If Canonical decides to do it like Red Hat, takes to sign binaries from
other projects unlike Red Hat (we use different kernel builds) and if
Rubén decides to make installation on systems using Secure Boot easier
(by not requiring to change a BIOS setting) instead of keeping
installation of custom kernels or modules equally easy as the system
ones. I don't expect all these assumptions to happen.
Not really sure if he "supports" it but neither does he go against it. Basically he's saying that Windows security WILL be hackable and will be renedered useless.

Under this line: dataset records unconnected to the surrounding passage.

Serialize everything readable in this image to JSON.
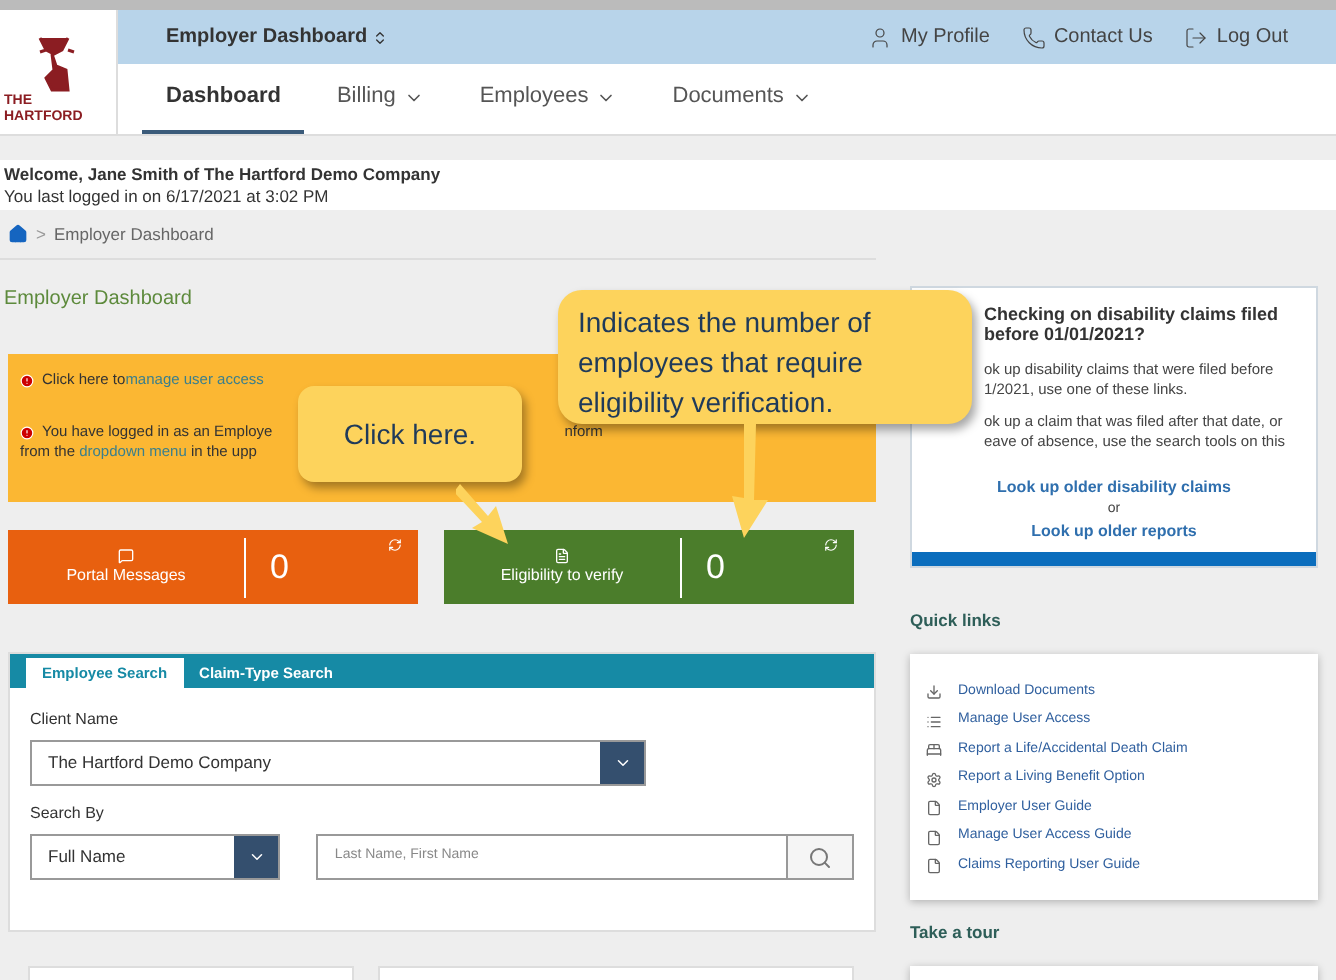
{
  "logo": {
    "lines": [
      "THE",
      "HARTFORD"
    ]
  },
  "top_bar": {
    "title": "Employer Dashboard",
    "links": [
      {
        "kind": "profile",
        "label": "My Profile"
      },
      {
        "kind": "contact",
        "label": "Contact Us"
      },
      {
        "kind": "logout",
        "label": "Log Out"
      }
    ]
  },
  "nav": [
    {
      "label": "Dashboard",
      "selected": true,
      "dropdown": false
    },
    {
      "label": "Billing",
      "selected": false,
      "dropdown": true
    },
    {
      "label": "Employees",
      "selected": false,
      "dropdown": true
    },
    {
      "label": "Documents",
      "selected": false,
      "dropdown": true
    }
  ],
  "welcome": {
    "greeting": "Welcome, Jane Smith of The Hartford Demo Company",
    "last_login": "You last logged in on 6/17/2021 at 3:02 PM"
  },
  "breadcrumb": {
    "separator": ">",
    "items": [
      "Employer Dashboard"
    ]
  },
  "page_title": "Employer Dashboard",
  "alerts": {
    "line_1": {
      "text": "Click here to ",
      "link": "manage user access"
    },
    "line_2": {
      "start": "You have logged in as an Employe",
      "end": "nform"
    },
    "line_3": {
      "text": "from the ",
      "link": "dropdown menu",
      "end": " in the upp"
    }
  },
  "tiles": [
    {
      "kind": "messages",
      "label": "Portal Messages",
      "count": "0",
      "color": "#e8600f"
    },
    {
      "kind": "eligibility",
      "label": "Eligibility to verify",
      "count": "0",
      "color": "#4b7d2b"
    }
  ],
  "callouts": [
    {
      "text": "Click here."
    },
    {
      "text": "Indicates the number of employees that require eligibility verification."
    }
  ],
  "search": {
    "tabs": [
      {
        "label": "Employee Search",
        "selected": true
      },
      {
        "label": "Claim-Type Search",
        "selected": false
      }
    ],
    "client_label": "Client Name",
    "client_value": "The Hartford Demo Company",
    "search_by_label": "Search By",
    "search_by_value": "Full Name",
    "placeholder": "Last Name, First Name"
  },
  "info_box": {
    "title": "Checking on disability claims filed before 01/01/2021?",
    "para_1": [
      "ok up disability claims that were filed before",
      "1/2021, use one of these links."
    ],
    "para_2": [
      "ok up a claim that was filed after that date, or",
      "eave of absence, use the search tools on this"
    ],
    "link_1": "Look up older disability claims",
    "or": "or",
    "link_2": "Look up older reports"
  },
  "quick_links": {
    "title": "Quick links",
    "items": [
      {
        "kind": "download",
        "label": "Download Documents"
      },
      {
        "kind": "list",
        "label": "Manage User Access"
      },
      {
        "kind": "bed",
        "label": "Report a Life/Accidental Death Claim"
      },
      {
        "kind": "gear",
        "label": "Report a Living Benefit Option"
      },
      {
        "kind": "doc",
        "label": "Employer User Guide"
      },
      {
        "kind": "doc",
        "label": "Manage User Access Guide"
      },
      {
        "kind": "doc",
        "label": "Claims Reporting User Guide"
      }
    ]
  },
  "tour": {
    "title": "Take a tour"
  }
}
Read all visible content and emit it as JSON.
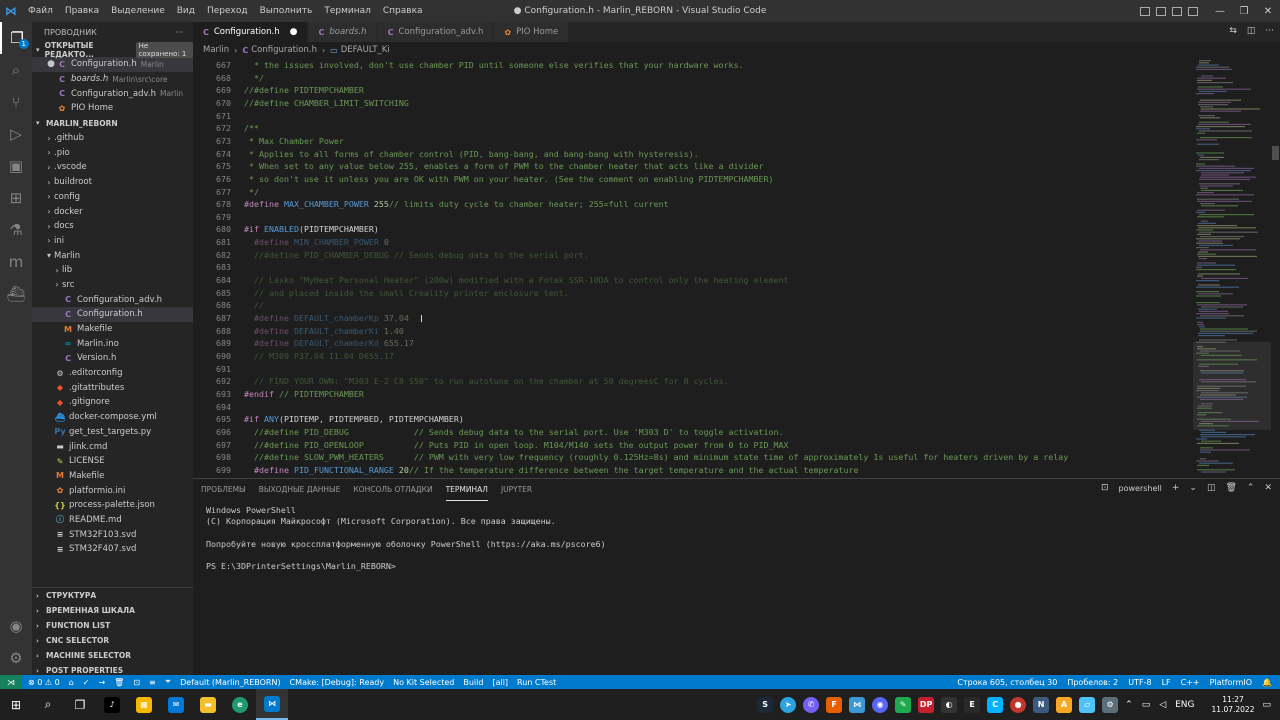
{
  "window": {
    "title": "● Configuration.h - Marlin_REBORN - Visual Studio Code",
    "menu": [
      "Файл",
      "Правка",
      "Выделение",
      "Вид",
      "Переход",
      "Выполнить",
      "Терминал",
      "Справка"
    ],
    "controls": [
      "—",
      "❐",
      "✕"
    ]
  },
  "activity": {
    "items": [
      "explorer",
      "search",
      "source-control",
      "run-debug",
      "remote-explorer",
      "extensions",
      "testing",
      "platformio",
      "docker"
    ],
    "badge": "1"
  },
  "sidebar": {
    "title": "ПРОВОДНИК",
    "open_editors": {
      "label": "ОТКРЫТЫЕ РЕДАКТО...",
      "unsaved": "Не сохранено: 1",
      "files": [
        {
          "name": "Configuration.h",
          "desc": "Marlin",
          "icon": "C",
          "modified": true
        },
        {
          "name": "boards.h",
          "desc": "Marlin\\src\\core",
          "icon": "C",
          "modified": false
        },
        {
          "name": "Configuration_adv.h",
          "desc": "Marlin",
          "icon": "C",
          "modified": false
        },
        {
          "name": "PIO Home",
          "desc": "",
          "icon": "pio",
          "modified": false
        }
      ]
    },
    "project": {
      "label": "MARLIN_REBORN",
      "tree": [
        {
          "name": ".github",
          "type": "folder",
          "depth": 1,
          "open": false
        },
        {
          "name": ".pio",
          "type": "folder",
          "depth": 1,
          "open": false
        },
        {
          "name": ".vscode",
          "type": "folder",
          "depth": 1,
          "open": false
        },
        {
          "name": "buildroot",
          "type": "folder",
          "depth": 1,
          "open": false
        },
        {
          "name": "config",
          "type": "folder",
          "depth": 1,
          "open": false
        },
        {
          "name": "docker",
          "type": "folder",
          "depth": 1,
          "open": false
        },
        {
          "name": "docs",
          "type": "folder",
          "depth": 1,
          "open": false
        },
        {
          "name": "ini",
          "type": "folder",
          "depth": 1,
          "open": false
        },
        {
          "name": "Marlin",
          "type": "folder",
          "depth": 1,
          "open": true
        },
        {
          "name": "lib",
          "type": "folder",
          "depth": 2,
          "open": false
        },
        {
          "name": "src",
          "type": "folder",
          "depth": 2,
          "open": false
        },
        {
          "name": "Configuration_adv.h",
          "type": "c",
          "depth": 2
        },
        {
          "name": "Configuration.h",
          "type": "c",
          "depth": 2,
          "selected": true
        },
        {
          "name": "Makefile",
          "type": "make",
          "depth": 2
        },
        {
          "name": "Marlin.ino",
          "type": "ino",
          "depth": 2
        },
        {
          "name": "Version.h",
          "type": "c",
          "depth": 2
        },
        {
          "name": ".editorconfig",
          "type": "gear",
          "depth": 1
        },
        {
          "name": ".gitattributes",
          "type": "git",
          "depth": 1
        },
        {
          "name": ".gitignore",
          "type": "git",
          "depth": 1
        },
        {
          "name": "docker-compose.yml",
          "type": "docker",
          "depth": 1
        },
        {
          "name": "get_test_targets.py",
          "type": "py",
          "depth": 1
        },
        {
          "name": "jlink.cmd",
          "type": "cmd",
          "depth": 1
        },
        {
          "name": "LICENSE",
          "type": "license",
          "depth": 1
        },
        {
          "name": "Makefile",
          "type": "make",
          "depth": 1
        },
        {
          "name": "platformio.ini",
          "type": "pio",
          "depth": 1
        },
        {
          "name": "process-palette.json",
          "type": "json",
          "depth": 1
        },
        {
          "name": "README.md",
          "type": "md",
          "depth": 1
        },
        {
          "name": "STM32F103.svd",
          "type": "svd",
          "depth": 1
        },
        {
          "name": "STM32F407.svd",
          "type": "svd",
          "depth": 1
        }
      ]
    },
    "sections": [
      "СТРУКТУРА",
      "ВРЕМЕННАЯ ШКАЛА",
      "FUNCTION LIST",
      "CNC SELECTOR",
      "MACHINE SELECTOR",
      "POST PROPERTIES"
    ]
  },
  "tabs": [
    {
      "label": "Configuration.h",
      "active": true,
      "modified": true
    },
    {
      "label": "boards.h",
      "active": false,
      "italic": true
    },
    {
      "label": "Configuration_adv.h",
      "active": false
    },
    {
      "label": "PIO Home",
      "active": false
    }
  ],
  "breadcrumb": [
    "Marlin",
    "Configuration.h",
    "DEFAULT_Ki"
  ],
  "editor": {
    "lines": [
      {
        "n": "667",
        "t": "  * the issues involved, don't use chamber PID until someone else verifies that your hardware works."
      },
      {
        "n": "668",
        "t": "  */"
      },
      {
        "n": "669",
        "t": "//#define PIDTEMPCHAMBER"
      },
      {
        "n": "670",
        "t": "//#define CHAMBER_LIMIT_SWITCHING"
      },
      {
        "n": "671",
        "t": ""
      },
      {
        "n": "672",
        "t": "/**"
      },
      {
        "n": "673",
        "t": " * Max Chamber Power"
      },
      {
        "n": "674",
        "t": " * Applies to all forms of chamber control (PID, bang-bang, and bang-bang with hysteresis)."
      },
      {
        "n": "675",
        "t": " * When set to any value below 255, enables a form of PWM to the chamber heater that acts like a divider"
      },
      {
        "n": "676",
        "t": " * so don't use it unless you are OK with PWM on your heater. (See the comment on enabling PIDTEMPCHAMBER)"
      },
      {
        "n": "677",
        "t": " */"
      },
      {
        "n": "678",
        "t": "#define MAX_CHAMBER_POWER 255 // limits duty cycle to chamber heater; 255=full current"
      },
      {
        "n": "679",
        "t": ""
      },
      {
        "n": "680",
        "t": "#if ENABLED(PIDTEMPCHAMBER)"
      },
      {
        "n": "681",
        "t": "  #define MIN_CHAMBER_POWER 0"
      },
      {
        "n": "682",
        "t": "  //#define PID_CHAMBER_DEBUG // Sends debug data to the serial port."
      },
      {
        "n": "683",
        "t": ""
      },
      {
        "n": "684",
        "t": "  // Lasko \"MyHeat Personal Heater\" (200w) modified with a Fotek SSR-10DA to control only the heating element"
      },
      {
        "n": "685",
        "t": "  // and placed inside the small Creality printer enclosure tent."
      },
      {
        "n": "686",
        "t": "  //"
      },
      {
        "n": "687",
        "t": "  #define DEFAULT_chamberKp 37.04"
      },
      {
        "n": "688",
        "t": "  #define DEFAULT_chamberKi 1.40"
      },
      {
        "n": "689",
        "t": "  #define DEFAULT_chamberKd 655.17"
      },
      {
        "n": "690",
        "t": "  // M309 P37.04 I1.04 D655.17"
      },
      {
        "n": "691",
        "t": ""
      },
      {
        "n": "692",
        "t": "  // FIND YOUR OWN: \"M303 E-2 C8 S50\" to run autotune on the chamber at 50 degreesC for 8 cycles."
      },
      {
        "n": "693",
        "t": "#endif // PIDTEMPCHAMBER"
      },
      {
        "n": "694",
        "t": ""
      },
      {
        "n": "695",
        "t": "#if ANY(PIDTEMP, PIDTEMPBED, PIDTEMPCHAMBER)"
      },
      {
        "n": "696",
        "t": "  //#define PID_DEBUG             // Sends debug data to the serial port. Use 'M303 D' to toggle activation."
      },
      {
        "n": "697",
        "t": "  //#define PID_OPENLOOP          // Puts PID in open loop. M104/M140 sets the output power from 0 to PID_MAX"
      },
      {
        "n": "698",
        "t": "  //#define SLOW_PWM_HEATERS      // PWM with very low frequency (roughly 0.125Hz=8s) and minimum state time of approximately 1s useful for heaters driven by a relay"
      },
      {
        "n": "699",
        "t": "  #define PID_FUNCTIONAL_RANGE 20 // If the temperature difference between the target temperature and the actual temperature"
      }
    ]
  },
  "panel": {
    "tabs": [
      "ПРОБЛЕМЫ",
      "ВЫХОДНЫЕ ДАННЫЕ",
      "КОНСОЛЬ ОТЛАДКИ",
      "ТЕРМИНАЛ",
      "JUPYTER"
    ],
    "active_tab": "ТЕРМИНАЛ",
    "shell": "powershell",
    "terminal_lines": [
      "Windows PowerShell",
      "(C) Корпорация Майкрософт (Microsoft Corporation). Все права защищены.",
      "",
      "Попробуйте новую кроссплатформенную оболочку PowerShell (https://aka.ms/pscore6)",
      "",
      "PS E:\\3DPrinterSettings\\Marlin_REBORN>"
    ]
  },
  "statusbar": {
    "left": [
      "⊗ 0 ⚠ 0",
      "⌂",
      "✓",
      "→",
      "🗑",
      "⊡",
      "≡",
      "⏷",
      "Default (Marlin_REBORN)",
      "CMake: [Debug]: Ready",
      "No Kit Selected",
      "Build",
      "[all]",
      "Run CTest"
    ],
    "right": [
      "Строка 605, столбец 30",
      "Пробелов: 2",
      "UTF-8",
      "LF",
      "C++",
      "PlatformIO"
    ]
  },
  "taskbar": {
    "time": "11:27",
    "date": "11.07.2022",
    "lang": "ENG"
  }
}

“The real problem, I feel, is that clever hackers will bypass the whole key issue either by getting a key of their own (how many of those private keys have stayed really private again? Oh, that’s right, pretty much none of them) or they’ll just take advantage of security bugs in signed software to bypass it without a key at all.”
But I guess that's expected from Mr. Torvalds.
Check it out. Linus Torvalds thinks that users "breaking into" their own computers by "taking advantage of security bugs" is "the real problem." This is one of the reasons why GNU doesn't want its work being associated only with this man.
Here's an update on Canonical and Secure Boot:
"Canonical have today responded with plans on how they intend to approach the SecureBoot situation to ensure that Ubuntu ‘works smoothly’ for users of devices enabled with it.
Firstly, Canonical has generated an Ubuntu key that, once manually added to affected systems, will allows users to boot Ubuntu.
‘Simple ways for enterprises and consumers to use this key‘ will be announced in due course.
Ubuntu will also use a different kind of boot-loader for Ubuntu on SecureBoot hardware – one not based on the traditional GRUB2.